If the rotors had been freely rotating, it'd have been extremely unlikely that the chopper would have bellied onto the pub roof quite as hard as it purportedly did.
 
I don't think so. It was years after the moorgate tube crash that they really started entertaining the possibility.

Yep.
As I said above, something seemingly innocuous leads someone to look a bit harder,
It should be said though, that of those people who attempt to take their own lives with/in a vehicle, only a statistically insignificant number of them tend to deliberately take others with them, and pilots have it inculcated into them to aim for the open ground, even when they're massively under stress.
 
Even with airflow, you can't flare the chopper if you can't alter the pitch of the rotors, so if the hydraulics went while you were pitched forward, and you were only 100 or 200 feet up, you'd come down fast.
Still wouldn't result in near-zero NR.

The only things I can think of apart from serious mechanical failure (main gearbox, tentatively ruled out) that would bring the rotors to a halt, intact, would be loss of power combined with (i) no attempt to reduce the collective or (ii) application of the rotor brake.
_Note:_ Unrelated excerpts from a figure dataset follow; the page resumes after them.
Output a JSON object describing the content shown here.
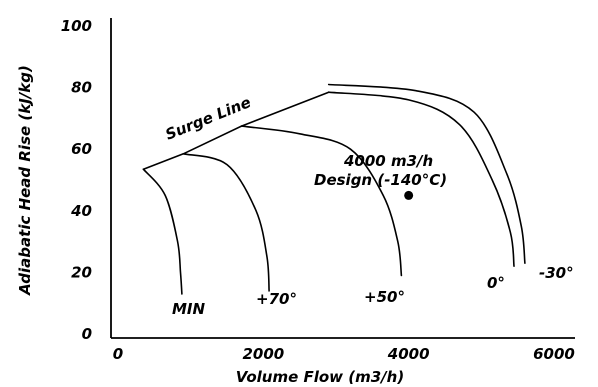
{
  "chart_data": {
    "type": "line",
    "xlabel": "Volume Flow (m3/h)",
    "ylabel": "Adiabatic Head Rise (kJ/kg)",
    "xlim": [
      0,
      6000
    ],
    "ylim": [
      0,
      100
    ],
    "xticks": [
      "0",
      "2000",
      "4000",
      "6000"
    ],
    "yticks": [
      "0",
      "20",
      "40",
      "60",
      "80",
      "100"
    ],
    "surge_line": {
      "label": "Surge Line",
      "x": [
        350,
        900,
        1700,
        2900
      ],
      "y": [
        53.5,
        58.5,
        67.5,
        78.5
      ]
    },
    "series": [
      {
        "name": "MIN",
        "x": [
          350,
          650,
          820,
          860,
          880
        ],
        "y": [
          53.5,
          45,
          30,
          20,
          13
        ]
      },
      {
        "name": "+70°",
        "x": [
          900,
          1500,
          1900,
          2050,
          2080
        ],
        "y": [
          58.5,
          55,
          40,
          25,
          14
        ]
      },
      {
        "name": "+50°",
        "x": [
          1700,
          2500,
          3200,
          3650,
          3850,
          3900
        ],
        "y": [
          67.5,
          65,
          60,
          45,
          30,
          19
        ]
      },
      {
        "name": "0°",
        "x": [
          2900,
          4000,
          4700,
          5150,
          5400,
          5450
        ],
        "y": [
          78.5,
          76,
          68,
          50,
          33,
          22
        ]
      },
      {
        "name": "-30°",
        "x": [
          2900,
          4100,
          4900,
          5350,
          5550,
          5600
        ],
        "y": [
          81,
          79,
          72,
          52,
          35,
          23
        ]
      }
    ],
    "design_point": {
      "x": 4000,
      "y": 45,
      "label_line1": "4000 m3/h",
      "label_line2": "Design (-140°C)"
    }
  }
}
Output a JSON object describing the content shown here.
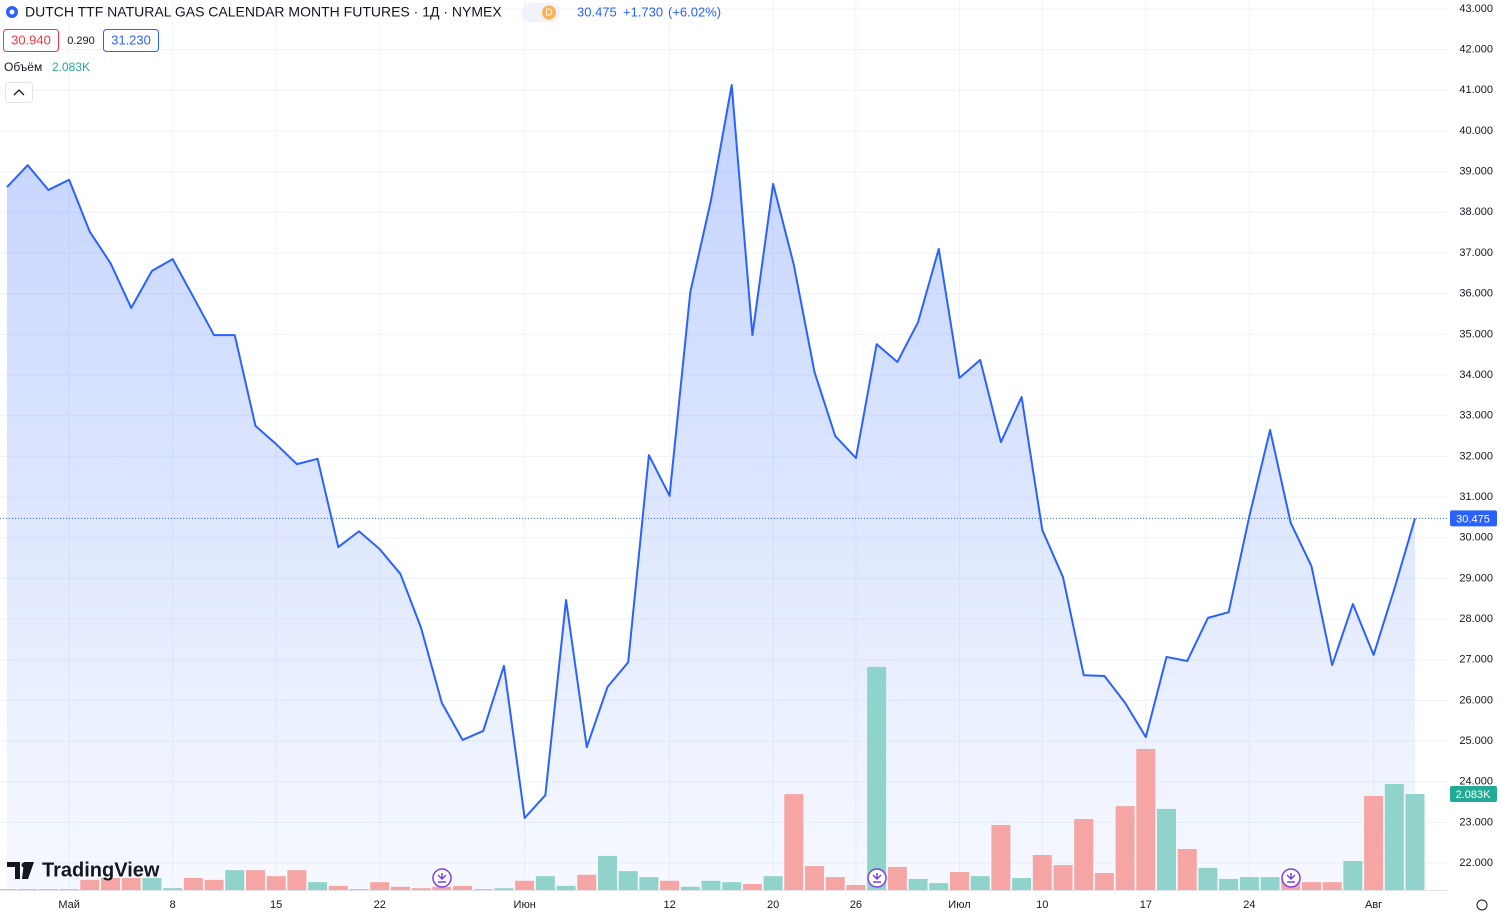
{
  "chart_data": {
    "type": "area",
    "title": "DUTCH TTF NATURAL GAS CALENDAR MONTH FUTURES · 1Д · NYMEX",
    "badge": "D",
    "change": "+1.730",
    "change_pct": "(+6.02%)",
    "bid": "30.940",
    "spread": "0.290",
    "ask": "31.230",
    "volume_title": "Объём",
    "volume_label": "2.083K",
    "logo": "TradingView",
    "color": "#2962ff",
    "up_color": "#8fd3ca",
    "down_color": "#f6a5a5",
    "categories": [
      null,
      null,
      null,
      "Май",
      null,
      null,
      null,
      null,
      "8",
      null,
      null,
      null,
      null,
      "15",
      null,
      null,
      null,
      null,
      "22",
      null,
      null,
      null,
      null,
      null,
      null,
      "Июн",
      null,
      null,
      null,
      null,
      null,
      null,
      "12",
      null,
      null,
      null,
      null,
      "20",
      null,
      null,
      null,
      "26",
      null,
      null,
      null,
      null,
      "Июл",
      null,
      null,
      null,
      "10",
      null,
      null,
      null,
      null,
      "17",
      null,
      null,
      null,
      null,
      "24",
      null,
      null,
      null,
      null,
      null,
      "Авг",
      null,
      null
    ],
    "values": [
      38.62,
      39.16,
      38.55,
      38.8,
      37.52,
      36.75,
      35.65,
      36.56,
      36.85,
      35.92,
      34.98,
      34.98,
      32.75,
      32.3,
      31.81,
      31.94,
      29.77,
      30.16,
      29.72,
      29.11,
      27.78,
      25.94,
      25.03,
      25.25,
      26.85,
      23.11,
      23.67,
      28.47,
      24.85,
      26.33,
      26.94,
      32.03,
      31.03,
      36.04,
      38.3,
      41.13,
      34.98,
      38.7,
      36.71,
      34.07,
      32.5,
      31.96,
      34.76,
      34.32,
      35.3,
      37.1,
      33.93,
      34.37,
      32.35,
      33.46,
      30.19,
      29.03,
      26.62,
      26.6,
      25.94,
      25.1,
      27.07,
      26.97,
      28.03,
      28.17,
      30.53,
      32.65,
      30.36,
      29.3,
      26.87,
      28.37,
      27.12,
      28.74,
      30.475
    ],
    "volume": [
      0.02,
      0.02,
      0.02,
      0.02,
      0.22,
      0.26,
      0.26,
      0.26,
      0.04,
      0.26,
      0.22,
      0.43,
      0.43,
      0.3,
      0.43,
      0.17,
      0.09,
      0.02,
      0.17,
      0.07,
      0.04,
      0.07,
      0.09,
      0.02,
      0.04,
      0.2,
      0.3,
      0.09,
      0.33,
      0.74,
      0.41,
      0.28,
      0.2,
      0.07,
      0.2,
      0.17,
      0.13,
      0.3,
      2.08,
      0.52,
      0.28,
      0.11,
      4.84,
      0.5,
      0.24,
      0.15,
      0.39,
      0.3,
      1.41,
      0.26,
      0.76,
      0.54,
      1.54,
      0.37,
      1.82,
      3.06,
      1.76,
      0.89,
      0.48,
      0.24,
      0.28,
      0.28,
      0.2,
      0.17,
      0.17,
      0.63,
      2.04,
      2.3,
      2.083
    ],
    "ylim": [
      21.34,
      43.22
    ],
    "vlim": [
      0,
      19.31
    ],
    "yticks": [
      {
        "value": 22,
        "label": "22.000"
      },
      {
        "value": 23,
        "label": "23.000"
      },
      {
        "value": 24,
        "label": "24.000"
      },
      {
        "value": 25,
        "label": "25.000"
      },
      {
        "value": 26,
        "label": "26.000"
      },
      {
        "value": 27,
        "label": "27.000"
      },
      {
        "value": 28,
        "label": "28.000"
      },
      {
        "value": 29,
        "label": "29.000"
      },
      {
        "value": 30,
        "label": "30.000"
      },
      {
        "value": 31,
        "label": "31.000"
      },
      {
        "value": 32,
        "label": "32.000"
      },
      {
        "value": 33,
        "label": "33.000"
      },
      {
        "value": 34,
        "label": "34.000"
      },
      {
        "value": 35,
        "label": "35.000"
      },
      {
        "value": 36,
        "label": "36.000"
      },
      {
        "value": 37,
        "label": "37.000"
      },
      {
        "value": 38,
        "label": "38.000"
      },
      {
        "value": 39,
        "label": "39.000"
      },
      {
        "value": 40,
        "label": "40.000"
      },
      {
        "value": 41,
        "label": "41.000"
      },
      {
        "value": 42,
        "label": "42.000"
      },
      {
        "value": 43,
        "label": "43.000"
      }
    ],
    "grid": true
  }
}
The latter is not necessarily feasible. The former could manifest as a scenario like engine failure, shutting down the wrong engine and hoping to proceed rather than immediately autorotating. Pilot incapacitation would also explain it. Either way it's not a simple scenario.
 
Even with airflow, you can't flare the chopper if you can't alter the pitch of the rotors, so if the hydraulics went while you were pitched forward, and you were only 100 or 200 feet up, you'd come down fast.

Not with still blades though. And we're still looking at a mechanical failure.